Identity has been on my mind a lot lately. Whether because of the harrowing realization that my quarter-life crisis search for self may not have ended when I thought it did, or due to something else entirely, is unknown. Or maybe this is just the universal truth of how your twenties are, as my friends and I are coming to find.
Am I a 20-something, left-handed vegetarian? A straight, cisgendered Jewish white girl of Eastern-European and Egyptian descent? The characteristics and likenesses determined by too many BuzzFeed quizzes whose questions about myself I’m unable to answer? All of this confusion and dissipated self-awareness was heightened last week when I read a friend of a friend’s piece in Bon Appétit about cooking and identity.
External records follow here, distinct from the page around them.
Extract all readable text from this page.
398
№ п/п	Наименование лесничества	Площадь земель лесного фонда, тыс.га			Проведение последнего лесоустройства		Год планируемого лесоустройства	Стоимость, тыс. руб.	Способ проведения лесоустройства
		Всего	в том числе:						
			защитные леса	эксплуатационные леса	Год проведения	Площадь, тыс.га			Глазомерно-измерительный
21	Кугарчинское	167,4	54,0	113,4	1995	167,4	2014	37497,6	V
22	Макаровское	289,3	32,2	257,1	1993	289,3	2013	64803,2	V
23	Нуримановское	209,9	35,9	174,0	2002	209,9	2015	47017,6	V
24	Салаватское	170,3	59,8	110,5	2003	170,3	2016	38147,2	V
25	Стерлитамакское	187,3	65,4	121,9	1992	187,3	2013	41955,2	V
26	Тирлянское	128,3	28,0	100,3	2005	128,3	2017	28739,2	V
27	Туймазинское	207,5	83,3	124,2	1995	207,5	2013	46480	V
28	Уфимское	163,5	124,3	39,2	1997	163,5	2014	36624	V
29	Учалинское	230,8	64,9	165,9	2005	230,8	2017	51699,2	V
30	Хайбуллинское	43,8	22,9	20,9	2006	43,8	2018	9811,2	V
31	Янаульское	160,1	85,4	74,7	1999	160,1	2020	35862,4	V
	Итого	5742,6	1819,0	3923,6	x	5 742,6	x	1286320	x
It had been a really long time since I thought at length about my identity through a culinary lens. The strongest tangible ties I have to my heritage are in recipes my parents, brother or I wrote by hand as someone from an earlier generation made the dish by touch and taste in front of us. But I’ve always owned these foods. I don’t know what it’s like to have them—and therefore a piece of my identity—taken from me, claimed as somebody else’s and told they were never mine.
This can’t be said for everyone: the rampant hatred plaguing society is so widespread that it extends beyond systematic injustices, hate crimes and derogatory slurs to the comfort of the kitchen table.
Michael Twitty, a self-described “black gay Jewish culinary historian” and “one of the chocolate chosen,” discusses culinary appropriation in his 2016 TED talk, “Gastronomy and the social injustice reality of food.” In six minutes, he discusses his journey to find culinary justice, which he defines as “the idea that oppressed peoples have the right to not only be recognized for their gastronomic contributions, but they have the right to their inherent value to derive from them uplift and empowerment.”